Against this backdrop, Huckabee's Norris ad might be seen as a smart play; a good way to highlight the candidate's conservative credentials in the one state where he's got some traction. After all, if you consider Romney to be your primary competition for the "real conservative" vote, then why not showcase yourself as being at ease with your sincerely held positions - as opposed to Romney, whose authenticity is only second in line to his religion as liability. However, pairing up with Chuck Norris - the value of whose endorsement I question (I mean, that's like asking who Schwarzenegger is for...oh) - undercuts Huckabee's ability to appear, well, presidential. Norris is a kitsch celebrity, whose present cultural currency is completely bound up in his ability to laugh at himself - something he does with good humor and great aplomb. But is this really the guy you want to be standing next when you're trying to make your case to be the next leader of the free world? Walker, Texas Ranger?
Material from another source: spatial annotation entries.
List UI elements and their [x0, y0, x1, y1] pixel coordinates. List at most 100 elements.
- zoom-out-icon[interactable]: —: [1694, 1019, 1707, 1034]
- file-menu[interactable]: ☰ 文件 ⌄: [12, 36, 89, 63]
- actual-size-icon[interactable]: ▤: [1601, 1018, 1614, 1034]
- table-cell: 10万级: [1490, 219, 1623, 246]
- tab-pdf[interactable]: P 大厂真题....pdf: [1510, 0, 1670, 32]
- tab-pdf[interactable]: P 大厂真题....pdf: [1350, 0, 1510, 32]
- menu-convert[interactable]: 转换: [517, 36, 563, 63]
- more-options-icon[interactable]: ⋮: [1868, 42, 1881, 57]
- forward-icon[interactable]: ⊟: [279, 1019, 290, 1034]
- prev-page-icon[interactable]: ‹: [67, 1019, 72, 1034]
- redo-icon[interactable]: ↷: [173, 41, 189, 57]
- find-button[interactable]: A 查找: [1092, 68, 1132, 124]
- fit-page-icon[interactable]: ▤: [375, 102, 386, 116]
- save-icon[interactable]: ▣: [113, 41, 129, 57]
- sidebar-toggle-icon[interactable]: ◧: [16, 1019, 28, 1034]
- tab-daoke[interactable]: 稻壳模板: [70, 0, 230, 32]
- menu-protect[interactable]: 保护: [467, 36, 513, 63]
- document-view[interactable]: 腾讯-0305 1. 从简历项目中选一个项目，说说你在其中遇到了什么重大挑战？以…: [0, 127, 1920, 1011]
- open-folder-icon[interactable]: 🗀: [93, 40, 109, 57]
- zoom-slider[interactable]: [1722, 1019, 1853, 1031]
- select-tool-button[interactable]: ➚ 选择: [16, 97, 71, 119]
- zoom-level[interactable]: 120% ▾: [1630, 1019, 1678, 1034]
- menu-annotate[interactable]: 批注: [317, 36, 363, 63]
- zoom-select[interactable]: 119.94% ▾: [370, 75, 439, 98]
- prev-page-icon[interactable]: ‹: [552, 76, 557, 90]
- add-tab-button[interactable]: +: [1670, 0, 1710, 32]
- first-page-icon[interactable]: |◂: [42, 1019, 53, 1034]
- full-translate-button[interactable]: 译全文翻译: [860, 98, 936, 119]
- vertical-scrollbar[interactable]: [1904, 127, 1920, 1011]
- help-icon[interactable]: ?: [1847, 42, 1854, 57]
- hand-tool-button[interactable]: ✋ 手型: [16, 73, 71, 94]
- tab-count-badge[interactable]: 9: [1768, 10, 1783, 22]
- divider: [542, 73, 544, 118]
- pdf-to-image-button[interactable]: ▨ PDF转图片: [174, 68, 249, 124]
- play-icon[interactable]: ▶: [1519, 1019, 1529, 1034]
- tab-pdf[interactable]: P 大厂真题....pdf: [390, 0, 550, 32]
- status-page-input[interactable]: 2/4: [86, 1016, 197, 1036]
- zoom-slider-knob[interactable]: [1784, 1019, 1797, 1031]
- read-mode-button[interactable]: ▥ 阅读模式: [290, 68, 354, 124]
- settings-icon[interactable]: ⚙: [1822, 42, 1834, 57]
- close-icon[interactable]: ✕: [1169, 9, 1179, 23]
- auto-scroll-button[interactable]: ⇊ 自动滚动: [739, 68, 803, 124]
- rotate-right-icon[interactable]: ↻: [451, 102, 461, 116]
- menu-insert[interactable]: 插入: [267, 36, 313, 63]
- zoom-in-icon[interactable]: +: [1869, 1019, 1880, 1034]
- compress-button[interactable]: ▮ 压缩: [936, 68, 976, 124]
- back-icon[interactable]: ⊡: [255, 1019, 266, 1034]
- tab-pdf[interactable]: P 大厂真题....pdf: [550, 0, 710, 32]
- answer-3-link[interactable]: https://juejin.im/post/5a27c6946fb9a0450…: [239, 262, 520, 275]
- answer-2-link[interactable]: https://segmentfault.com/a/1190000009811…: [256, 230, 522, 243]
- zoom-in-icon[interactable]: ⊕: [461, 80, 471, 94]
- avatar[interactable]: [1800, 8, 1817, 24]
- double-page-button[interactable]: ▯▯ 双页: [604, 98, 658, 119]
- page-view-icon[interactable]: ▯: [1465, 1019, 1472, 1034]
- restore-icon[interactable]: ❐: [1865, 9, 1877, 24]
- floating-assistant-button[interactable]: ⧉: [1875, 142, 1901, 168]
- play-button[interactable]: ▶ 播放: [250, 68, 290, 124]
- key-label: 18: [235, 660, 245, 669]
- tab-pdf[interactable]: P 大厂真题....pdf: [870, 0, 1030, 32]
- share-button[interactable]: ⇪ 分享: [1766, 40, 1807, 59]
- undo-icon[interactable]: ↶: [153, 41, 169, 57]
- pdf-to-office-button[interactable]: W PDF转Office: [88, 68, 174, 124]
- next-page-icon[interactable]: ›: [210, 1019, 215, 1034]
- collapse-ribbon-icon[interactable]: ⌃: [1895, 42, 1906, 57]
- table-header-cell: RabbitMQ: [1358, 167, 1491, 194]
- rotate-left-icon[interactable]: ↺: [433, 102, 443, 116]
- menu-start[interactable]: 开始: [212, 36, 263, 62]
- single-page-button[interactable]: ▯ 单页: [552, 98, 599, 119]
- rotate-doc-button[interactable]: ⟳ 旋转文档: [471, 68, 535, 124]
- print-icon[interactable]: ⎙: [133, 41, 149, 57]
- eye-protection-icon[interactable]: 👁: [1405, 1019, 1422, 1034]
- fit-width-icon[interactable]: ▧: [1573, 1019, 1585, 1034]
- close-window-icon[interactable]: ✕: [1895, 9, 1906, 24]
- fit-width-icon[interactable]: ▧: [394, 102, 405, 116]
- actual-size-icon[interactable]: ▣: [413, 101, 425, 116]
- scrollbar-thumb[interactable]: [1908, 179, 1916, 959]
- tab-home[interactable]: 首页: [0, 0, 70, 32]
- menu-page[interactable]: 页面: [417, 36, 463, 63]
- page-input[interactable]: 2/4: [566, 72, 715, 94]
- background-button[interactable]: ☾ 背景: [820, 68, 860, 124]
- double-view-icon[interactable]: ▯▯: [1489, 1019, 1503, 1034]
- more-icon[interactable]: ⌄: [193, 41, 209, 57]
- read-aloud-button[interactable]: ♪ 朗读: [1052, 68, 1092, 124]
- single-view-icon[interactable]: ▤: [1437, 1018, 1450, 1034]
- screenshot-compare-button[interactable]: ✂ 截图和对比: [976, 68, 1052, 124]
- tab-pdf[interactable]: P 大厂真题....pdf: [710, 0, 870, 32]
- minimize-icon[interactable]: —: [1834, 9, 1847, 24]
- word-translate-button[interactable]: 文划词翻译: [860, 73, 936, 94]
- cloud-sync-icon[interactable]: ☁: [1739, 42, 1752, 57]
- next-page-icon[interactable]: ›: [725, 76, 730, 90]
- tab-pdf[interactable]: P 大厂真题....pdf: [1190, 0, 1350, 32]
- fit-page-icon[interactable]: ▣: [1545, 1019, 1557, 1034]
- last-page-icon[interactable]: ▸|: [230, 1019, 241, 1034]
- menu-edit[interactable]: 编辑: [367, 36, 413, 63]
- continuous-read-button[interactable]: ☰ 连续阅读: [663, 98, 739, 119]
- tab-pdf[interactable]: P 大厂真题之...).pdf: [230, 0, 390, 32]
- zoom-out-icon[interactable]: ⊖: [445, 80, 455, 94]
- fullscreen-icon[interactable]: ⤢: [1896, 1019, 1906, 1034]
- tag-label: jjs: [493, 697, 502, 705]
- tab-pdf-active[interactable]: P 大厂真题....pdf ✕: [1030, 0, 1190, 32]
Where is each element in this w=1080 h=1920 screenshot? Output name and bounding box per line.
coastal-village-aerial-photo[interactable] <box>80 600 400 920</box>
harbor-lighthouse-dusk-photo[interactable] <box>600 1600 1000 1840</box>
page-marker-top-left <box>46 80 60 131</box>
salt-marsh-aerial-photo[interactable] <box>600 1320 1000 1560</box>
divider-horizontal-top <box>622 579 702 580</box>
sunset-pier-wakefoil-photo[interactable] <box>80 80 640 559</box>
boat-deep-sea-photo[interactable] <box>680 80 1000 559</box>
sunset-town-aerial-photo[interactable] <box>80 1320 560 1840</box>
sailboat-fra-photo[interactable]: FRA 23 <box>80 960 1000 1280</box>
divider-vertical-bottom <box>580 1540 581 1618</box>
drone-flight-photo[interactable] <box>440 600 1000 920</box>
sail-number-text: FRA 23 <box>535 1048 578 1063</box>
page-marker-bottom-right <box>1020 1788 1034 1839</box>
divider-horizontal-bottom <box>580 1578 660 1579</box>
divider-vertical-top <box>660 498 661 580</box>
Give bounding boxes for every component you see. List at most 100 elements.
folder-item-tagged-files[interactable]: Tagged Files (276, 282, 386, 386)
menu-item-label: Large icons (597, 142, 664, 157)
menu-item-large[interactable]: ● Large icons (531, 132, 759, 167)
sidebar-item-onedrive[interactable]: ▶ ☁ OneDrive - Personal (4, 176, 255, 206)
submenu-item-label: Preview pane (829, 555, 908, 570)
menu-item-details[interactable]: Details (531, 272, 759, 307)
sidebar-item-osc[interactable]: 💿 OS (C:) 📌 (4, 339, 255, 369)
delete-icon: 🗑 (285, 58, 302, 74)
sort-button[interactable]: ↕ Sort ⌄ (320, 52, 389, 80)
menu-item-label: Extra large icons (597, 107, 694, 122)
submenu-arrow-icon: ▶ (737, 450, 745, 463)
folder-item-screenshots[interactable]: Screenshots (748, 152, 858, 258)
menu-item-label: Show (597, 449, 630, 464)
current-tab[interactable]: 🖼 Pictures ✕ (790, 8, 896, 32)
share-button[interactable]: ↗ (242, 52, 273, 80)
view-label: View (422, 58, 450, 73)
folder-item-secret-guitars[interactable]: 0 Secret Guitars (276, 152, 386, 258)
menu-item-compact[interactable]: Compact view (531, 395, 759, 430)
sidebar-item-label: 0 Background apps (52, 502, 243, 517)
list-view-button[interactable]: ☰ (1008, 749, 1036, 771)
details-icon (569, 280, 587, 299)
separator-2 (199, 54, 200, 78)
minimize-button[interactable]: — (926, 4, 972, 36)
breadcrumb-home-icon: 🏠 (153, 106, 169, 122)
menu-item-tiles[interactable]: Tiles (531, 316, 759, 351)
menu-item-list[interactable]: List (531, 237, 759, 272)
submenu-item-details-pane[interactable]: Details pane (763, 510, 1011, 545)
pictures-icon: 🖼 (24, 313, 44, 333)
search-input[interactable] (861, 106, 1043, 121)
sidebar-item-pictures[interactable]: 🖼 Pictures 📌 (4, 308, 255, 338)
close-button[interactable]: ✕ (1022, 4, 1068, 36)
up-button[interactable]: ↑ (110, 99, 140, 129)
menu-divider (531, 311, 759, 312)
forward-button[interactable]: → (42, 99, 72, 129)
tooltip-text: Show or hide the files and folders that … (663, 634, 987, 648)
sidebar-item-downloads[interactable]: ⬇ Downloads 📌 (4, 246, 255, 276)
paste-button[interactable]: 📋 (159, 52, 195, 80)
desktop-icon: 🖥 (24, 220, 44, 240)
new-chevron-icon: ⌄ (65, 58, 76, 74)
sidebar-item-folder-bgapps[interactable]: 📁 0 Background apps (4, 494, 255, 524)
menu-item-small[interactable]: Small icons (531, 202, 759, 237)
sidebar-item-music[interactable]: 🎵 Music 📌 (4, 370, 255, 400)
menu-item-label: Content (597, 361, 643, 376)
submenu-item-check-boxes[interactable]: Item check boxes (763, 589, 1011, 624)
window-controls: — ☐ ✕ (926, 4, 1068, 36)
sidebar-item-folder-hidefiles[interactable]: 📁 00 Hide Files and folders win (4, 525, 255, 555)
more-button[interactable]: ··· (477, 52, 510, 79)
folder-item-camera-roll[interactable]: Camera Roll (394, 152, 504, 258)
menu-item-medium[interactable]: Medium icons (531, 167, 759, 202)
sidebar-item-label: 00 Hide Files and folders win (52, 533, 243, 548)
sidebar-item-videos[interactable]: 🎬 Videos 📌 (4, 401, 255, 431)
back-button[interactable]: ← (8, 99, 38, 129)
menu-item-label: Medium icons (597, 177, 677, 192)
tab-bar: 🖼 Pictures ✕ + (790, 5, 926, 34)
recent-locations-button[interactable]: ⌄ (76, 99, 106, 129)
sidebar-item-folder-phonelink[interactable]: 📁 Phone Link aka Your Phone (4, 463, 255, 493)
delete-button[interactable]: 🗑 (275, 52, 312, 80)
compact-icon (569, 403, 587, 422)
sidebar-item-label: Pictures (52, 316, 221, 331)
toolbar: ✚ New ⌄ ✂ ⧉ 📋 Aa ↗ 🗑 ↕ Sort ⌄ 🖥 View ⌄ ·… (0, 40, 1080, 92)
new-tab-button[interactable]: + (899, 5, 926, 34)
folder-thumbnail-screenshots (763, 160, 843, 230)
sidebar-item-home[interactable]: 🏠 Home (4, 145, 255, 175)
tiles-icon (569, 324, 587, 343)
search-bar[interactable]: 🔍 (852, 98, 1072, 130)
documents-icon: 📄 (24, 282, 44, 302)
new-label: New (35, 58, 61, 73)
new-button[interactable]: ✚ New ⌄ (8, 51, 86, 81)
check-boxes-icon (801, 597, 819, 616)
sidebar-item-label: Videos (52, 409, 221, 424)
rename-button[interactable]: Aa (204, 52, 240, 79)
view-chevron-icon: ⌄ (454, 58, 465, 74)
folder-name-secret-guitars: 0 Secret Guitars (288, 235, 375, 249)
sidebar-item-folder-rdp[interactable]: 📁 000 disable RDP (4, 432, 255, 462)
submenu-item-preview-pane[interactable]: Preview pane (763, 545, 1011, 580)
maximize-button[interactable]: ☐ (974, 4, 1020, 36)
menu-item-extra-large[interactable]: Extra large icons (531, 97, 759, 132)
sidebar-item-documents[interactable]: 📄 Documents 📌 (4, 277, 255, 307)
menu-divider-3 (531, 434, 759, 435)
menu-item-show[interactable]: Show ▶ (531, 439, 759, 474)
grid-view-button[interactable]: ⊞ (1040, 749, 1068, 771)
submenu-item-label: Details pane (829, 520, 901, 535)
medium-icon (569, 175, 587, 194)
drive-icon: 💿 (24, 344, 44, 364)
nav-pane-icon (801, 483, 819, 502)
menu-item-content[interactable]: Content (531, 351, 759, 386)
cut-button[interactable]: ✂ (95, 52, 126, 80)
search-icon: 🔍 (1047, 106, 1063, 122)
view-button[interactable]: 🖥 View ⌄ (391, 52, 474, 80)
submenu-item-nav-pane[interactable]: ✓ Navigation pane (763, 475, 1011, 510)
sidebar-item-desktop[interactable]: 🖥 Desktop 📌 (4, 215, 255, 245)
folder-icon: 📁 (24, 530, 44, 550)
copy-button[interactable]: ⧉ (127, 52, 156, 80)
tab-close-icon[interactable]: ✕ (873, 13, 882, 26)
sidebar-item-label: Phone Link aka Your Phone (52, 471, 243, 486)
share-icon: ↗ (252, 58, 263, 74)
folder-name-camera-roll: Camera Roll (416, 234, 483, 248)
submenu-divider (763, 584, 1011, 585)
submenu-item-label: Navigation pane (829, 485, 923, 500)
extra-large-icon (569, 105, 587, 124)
Perhaps I am off-base; in the YouTube era, maybe every little bit does count - according to Huckabee's website, the spot has been viewed a hair over 450,000 times, making it the third most-watched news and politics video on the site. Yet, even if Chuck Norris' endorsement gives Huckabee a significant boost, he's still behind the 8 ball, even in Iowa, where the state's complicated caucus system requires significant organization in order to win - according to CNN, the Governor's staff recently doubled in size, from six to thirteen people. Well, perhaps professional wrestler Ric Flair's endorsement (no video, sadly) can get Huck over the top.